SENTENCIA CONSTITUCIONAL 0900/2006-R
Fecha: 15-Sep-2006
III.2.
III.2. La errónea Resolución del inferior, que además carece de una debida fundamentación, fue apelada por el recurrente, y enmendada por los Vocales recurridos, quienes a través del Auto de Vista de 16 de junio de 2006, haciendo un correcto análisis de la Resolución del a quo, expresaron que si éste “consideraba que concurrían juntos dos de los presupuestos señalados en el art. 233 del Código de Procedimiento Penal, sin embargo no fundamentó legalmente esta su conclusión” (sic).

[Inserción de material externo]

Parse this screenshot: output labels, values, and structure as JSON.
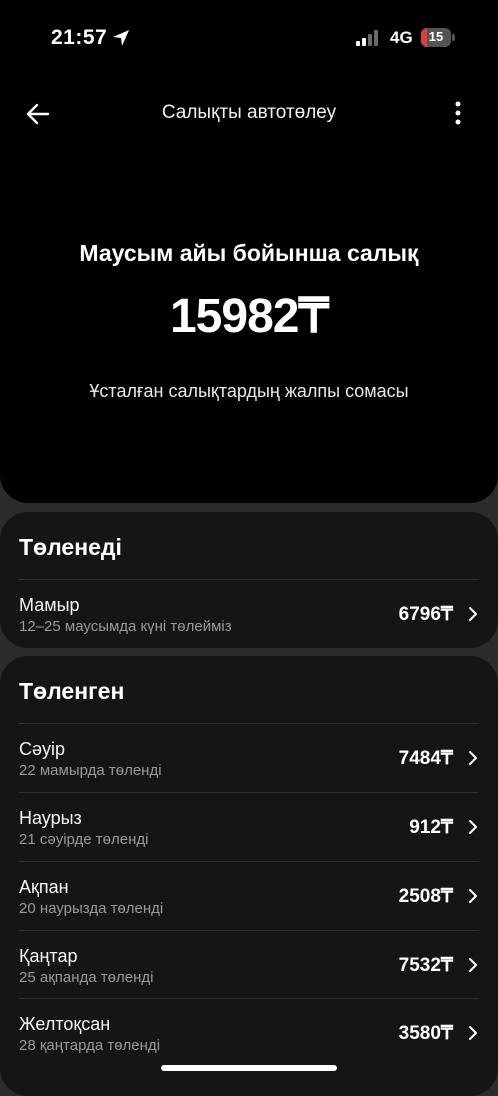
{
  "status_bar": {
    "time": "21:57",
    "network": "4G",
    "battery": "15",
    "battery_level": 0.15
  },
  "header": {
    "title": "Салықты автотөлеу"
  },
  "summary": {
    "title": "Маусым айы бойынша салық",
    "amount": "15982₸",
    "subtitle": "Ұсталған салықтардың жалпы сомасы"
  },
  "pending": {
    "title": "Төленеді",
    "items": [
      {
        "month": "Мамыр",
        "note": "12–25 маусымда күні төлейміз",
        "amount": "6796₸"
      }
    ]
  },
  "paid": {
    "title": "Төленген",
    "items": [
      {
        "month": "Сәуір",
        "note": "22 мамырда төленді",
        "amount": "7484₸"
      },
      {
        "month": "Наурыз",
        "note": "21 сәуірде төленді",
        "amount": "912₸"
      },
      {
        "month": "Ақпан",
        "note": "20 наурызда төленді",
        "amount": "2508₸"
      },
      {
        "month": "Қаңтар",
        "note": "25 ақпанда төленді",
        "amount": "7532₸"
      },
      {
        "month": "Желтоқсан",
        "note": "28 қаңтарда төленді",
        "amount": "3580₸"
      }
    ]
  },
  "icons": {
    "location": "location-arrow-icon",
    "signal": "cellular-signal-icon",
    "battery": "battery-icon",
    "back": "arrow-left-icon",
    "more": "more-vertical-icon",
    "chevron": "chevron-right-icon"
  }
}
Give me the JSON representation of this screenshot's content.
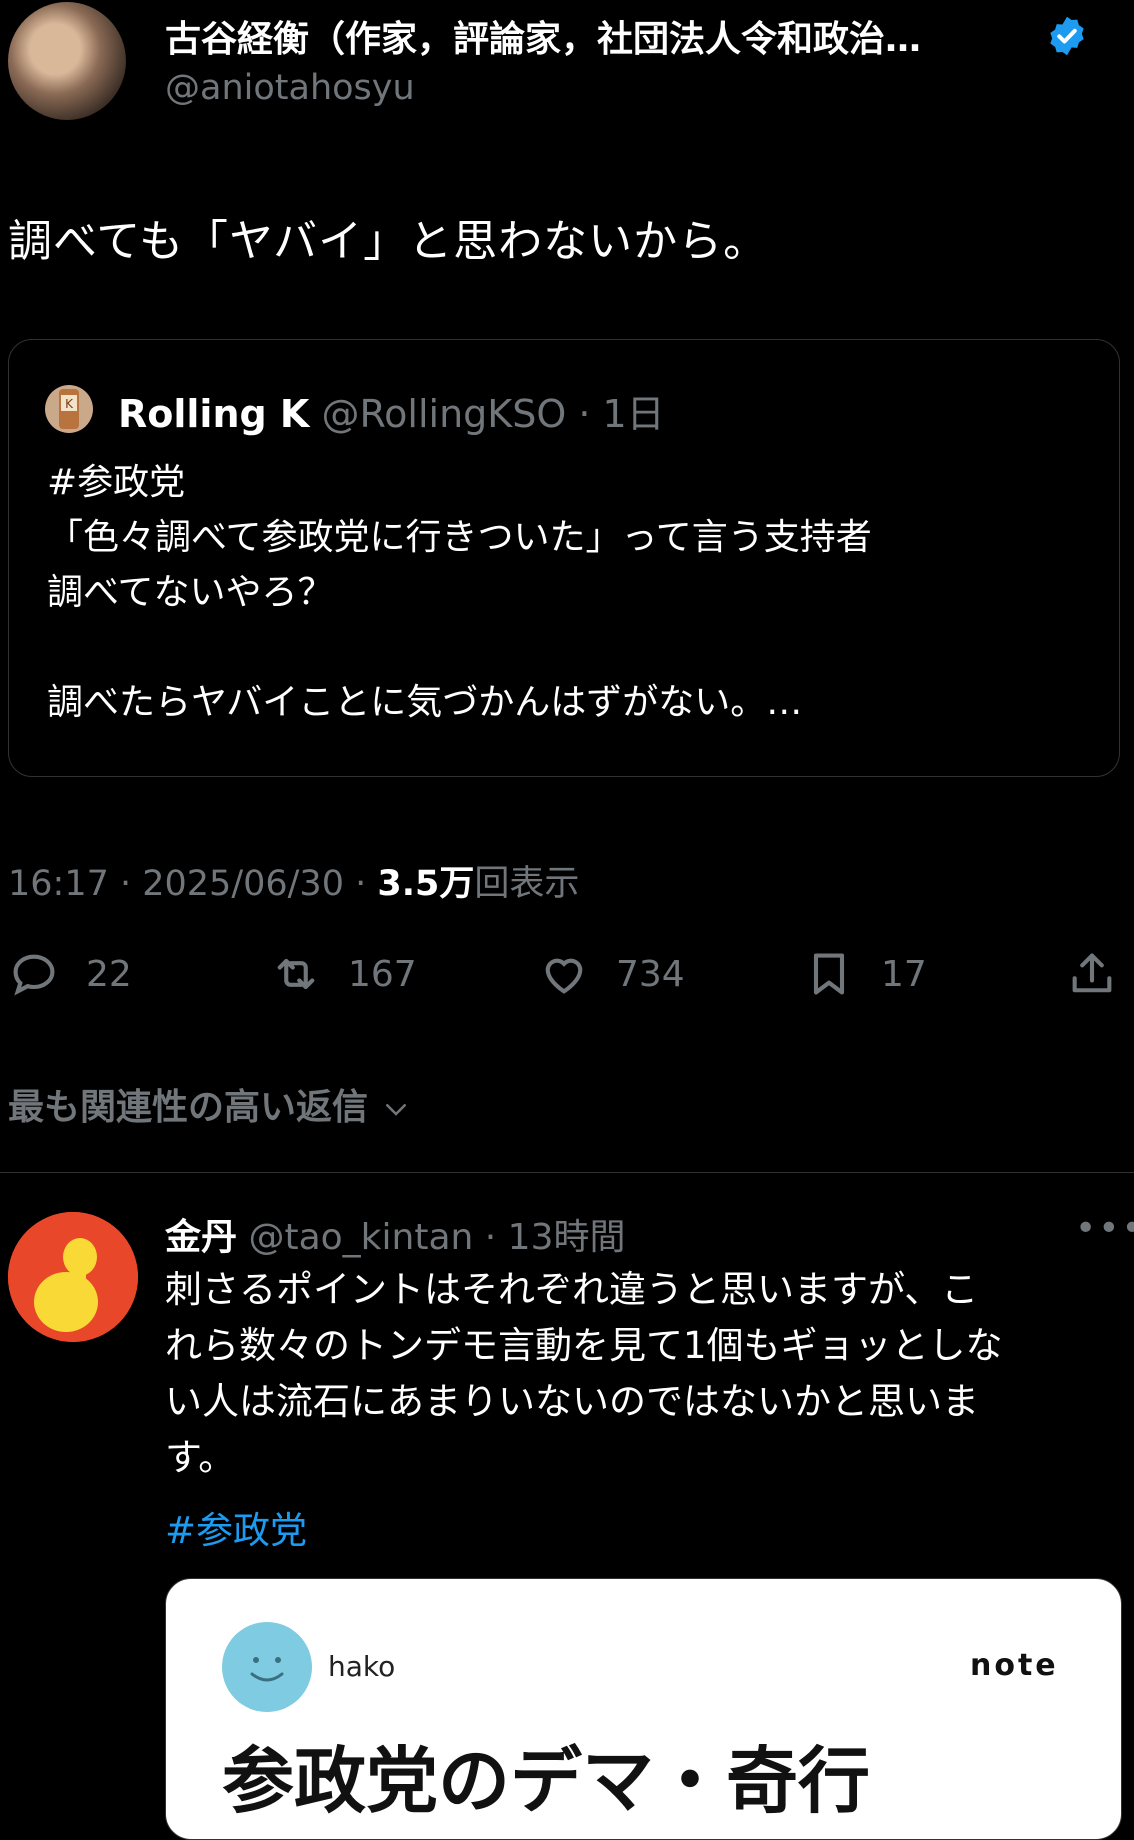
{
  "author": {
    "name": "古谷経衡（作家，評論家，社団法人令和政治…",
    "handle": "@aniotahosyu"
  },
  "tweet": {
    "text": "調べても「ヤバイ」と思わないから。"
  },
  "quote": {
    "name": "Rolling K",
    "handle": "@RollingKSO",
    "time": "· 1日",
    "body": "#参政党\n「色々調べて参政党に行きついた」って言う支持者\n調べてないやろ？\n\n調べたらヤバイことに気づかんはずがない。…"
  },
  "meta": {
    "time": "16:17 · 2025/06/30 ·",
    "views": "3.5万",
    "views_suffix": "回表示"
  },
  "actions": {
    "replies": "22",
    "retweets": "167",
    "likes": "734",
    "bookmarks": "17"
  },
  "relevant_label": "最も関連性の高い返信",
  "reply": {
    "name": "金丹",
    "handle": "@tao_kintan",
    "time": "· 13時間",
    "more": "•••",
    "body": "刺さるポイントはそれぞれ違うと思いますが、こ\nれら数々のトンデモ言動を見て1個もギョッとしな\nい人は流石にあまりいないのではないかと思いま\nす。",
    "hashtag": "#参政党"
  },
  "link_card": {
    "author": "hako",
    "site": "note",
    "title": "参政党のデマ・奇行"
  },
  "colors": {
    "background": "#000000",
    "muted": "#71767b",
    "link": "#1d9bf0",
    "verified": "#1d9bf0"
  },
  "icons": [
    "verified-badge-icon",
    "reply-icon",
    "retweet-icon",
    "like-icon",
    "bookmark-icon",
    "share-icon",
    "chevron-down-icon",
    "more-icon"
  ]
}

Frente a ello, los Vocales recurridos, apoyándose en la prueba aportada, consistente en el testimonio de transferencia del inmueble del recurrente y su cónyuge, que se encontraba garantizando a la deuda contraída con el querellante, sostuvieron la existencia de elementos de convicción suficientes para señalar la posible autoría del recurrente de los hechos punibles que se le imputan. De igual manera, compulsando los certificados de trabajo y los certificados domiciliarios presentados, concluyeron la existencia del peligro de fuga, a través de una fundamentación razonable que condice con la exigencia de la SC 12/2006-R, ya citada, que sobre este aspecto expresa: “La motivación de los fallos judiciales está vinculada al derecho al debido proceso y a la tutela jurisdiccional eficaz, consagrados en el art. 16.IV Constitucional, y se manifiesta como el derecho que tienen las partes de conocer las razones en que se funda la decisión del órgano jurisdiccional, de tal manera que sea posible a través de su análisis, constatar si la misma está fundada en derecho o por el contrario es fruto de una decisión arbitraria; sin embargo, ello no supone que las decisiones jurisdiccionales tengan que ser exhaustivas y ampulosas o regidas por una particular estructura; pues se tendrá por satisfecho este requisito aun cuando de manera breve, pero concisa y razonable, permita conocer de forma indubitable las razones que llevaron al Juez a tomar la decisión; de tal modo que las partes sepan las razones en que se fundamentó la resolución; y así, dada esa comprensión, puedan también ser revisados esos fundamentos a través de los medios impugnativos establecidos en el ordenamiento; resulta claro que la fundamentación es exigible tanto para la imposición de la detención preventiva como para rechazarla, modificarla, sustituirla o revocarla”.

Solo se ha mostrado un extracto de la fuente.